Test Academy Reviews

Maths confidence

How do you handle maths anxiety in primary school?

What maths anxiety looks like in primary-age children, how to build number sense to ease it, and why praising process over speed rebuilds confidence.

Maths anxiety is real, it’s common, and it often has nothing to do with ability. Plenty of capable children freeze or avoid maths because somewhere along the way it started to feel like a test they were failing. The good news: it’s very treatable once you take the pressure off.

What it looks like

Maths anxiety tends to show up as a pattern, not a one-off:

  • Avoidance — finding any reason not to do maths.
  • Tears or frustration that seem out of proportion to the task.
  • “I’m just bad at maths” — a fixed belief settling in.
  • Freezing under time pressure, even on work the child can do calmly.

That last one is telling: when a child understands something at the kitchen table but blanks on a timed worksheet, anxiety — not ability — is the barrier.

Build number sense, gently

The antidote to fear is confidence, and confidence grows from genuine understanding. Rebuild number sense through everyday, hands-on, low-stakes maths:

  • Cooking — doubling a recipe, measuring, halving.
  • Money — working out change, comparing prices.
  • Games and puzzles — dice, cards, board games full of quiet arithmetic.

This kind of maths is playful, not performative, and it rebuilds the intuitive feel for numbers that underpins everything — including the applied reasoning in Mathematical Reasoning.

Praise process over speed

This is the mindset shift that matters most. Don’t praise speed or just the right answer — praise the thinking and the effort. Ask your child to explain how they worked something out, and value a thoughtful wrong attempt over a lucky fast guess. The message you want to land: maths is something you get better at by thinking, not a race you’re either fast at or not.

Take the pressure off

Slow, confident understanding beats fast, anxious guessing every time. Lower the stakes, make maths ordinary and even fun, and let confidence return — it usually does. If a genuine, persistent gap remains after that, then consider whether targeted help is warranted (does my child need a tutor).
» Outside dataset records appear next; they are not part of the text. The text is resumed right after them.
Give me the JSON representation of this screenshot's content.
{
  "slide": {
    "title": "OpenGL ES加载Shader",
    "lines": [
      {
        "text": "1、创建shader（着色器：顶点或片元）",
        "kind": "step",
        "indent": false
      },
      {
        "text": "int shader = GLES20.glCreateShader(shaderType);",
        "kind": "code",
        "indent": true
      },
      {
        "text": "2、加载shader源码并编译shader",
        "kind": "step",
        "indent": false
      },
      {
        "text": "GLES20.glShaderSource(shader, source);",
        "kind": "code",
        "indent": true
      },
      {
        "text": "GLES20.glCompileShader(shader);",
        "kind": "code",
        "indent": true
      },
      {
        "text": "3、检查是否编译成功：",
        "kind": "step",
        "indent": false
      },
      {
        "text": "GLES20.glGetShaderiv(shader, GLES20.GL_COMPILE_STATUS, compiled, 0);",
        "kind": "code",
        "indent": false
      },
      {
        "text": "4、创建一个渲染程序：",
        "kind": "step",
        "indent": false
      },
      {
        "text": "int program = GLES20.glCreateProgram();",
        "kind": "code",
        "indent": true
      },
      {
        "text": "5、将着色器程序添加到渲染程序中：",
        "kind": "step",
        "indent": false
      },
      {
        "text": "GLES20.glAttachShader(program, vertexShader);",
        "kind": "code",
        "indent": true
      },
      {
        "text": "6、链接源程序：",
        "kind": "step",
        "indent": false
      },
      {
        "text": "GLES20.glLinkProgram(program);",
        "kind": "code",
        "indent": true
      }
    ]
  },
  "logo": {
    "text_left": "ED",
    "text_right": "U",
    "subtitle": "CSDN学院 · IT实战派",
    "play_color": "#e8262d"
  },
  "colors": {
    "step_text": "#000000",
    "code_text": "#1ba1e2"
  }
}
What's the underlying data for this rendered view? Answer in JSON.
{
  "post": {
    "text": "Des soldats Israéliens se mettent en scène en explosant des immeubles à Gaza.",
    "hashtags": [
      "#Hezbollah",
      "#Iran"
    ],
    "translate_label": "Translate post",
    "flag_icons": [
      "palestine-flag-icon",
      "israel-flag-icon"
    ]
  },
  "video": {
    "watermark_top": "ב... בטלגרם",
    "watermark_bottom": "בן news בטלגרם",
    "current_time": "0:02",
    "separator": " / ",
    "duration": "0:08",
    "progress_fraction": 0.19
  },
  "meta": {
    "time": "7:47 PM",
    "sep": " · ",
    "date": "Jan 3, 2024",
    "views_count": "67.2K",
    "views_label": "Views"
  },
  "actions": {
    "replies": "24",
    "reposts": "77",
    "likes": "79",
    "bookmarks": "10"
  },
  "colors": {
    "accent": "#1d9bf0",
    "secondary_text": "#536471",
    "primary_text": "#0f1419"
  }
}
But far more often, the fix isn’t more drilling — it’s less fear.

Frequently asked questions

How do I know if my child has maths anxiety?
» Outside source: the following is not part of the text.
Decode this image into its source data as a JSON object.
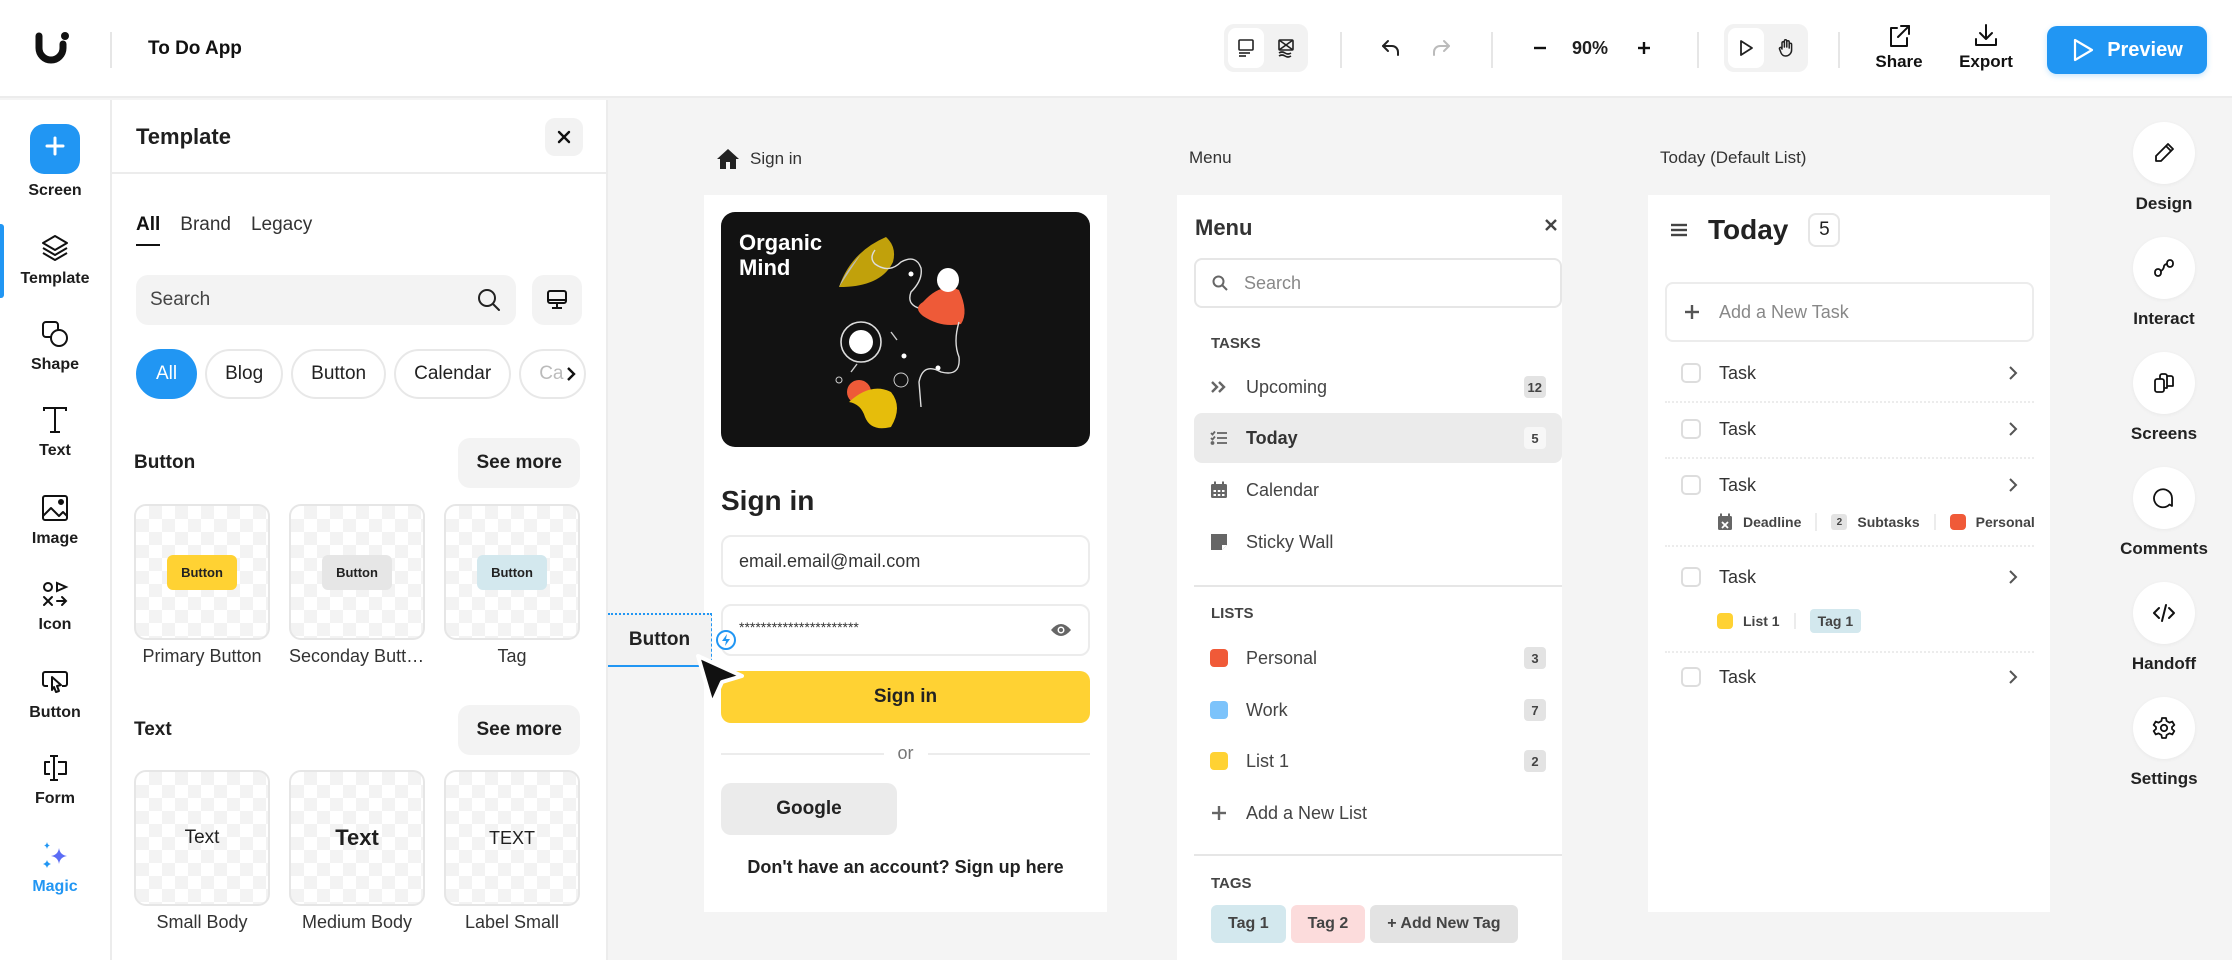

Watch for a pattern: dread or avoidance of maths, tears or frustration, saying 'I'm just bad at it', or going blank under timed conditions despite understanding the work calmly. Anxiety, not ability, is often the real barrier — and it's very common in capable children.

How can I help my child feel more confident in maths?

Take the pressure off speed, do plenty of low-stakes everyday maths through games, cooking and money, and praise the thinking rather than just the answer. Let them explain how they worked something out. Confidence tends to return once maths stops feeling like a test.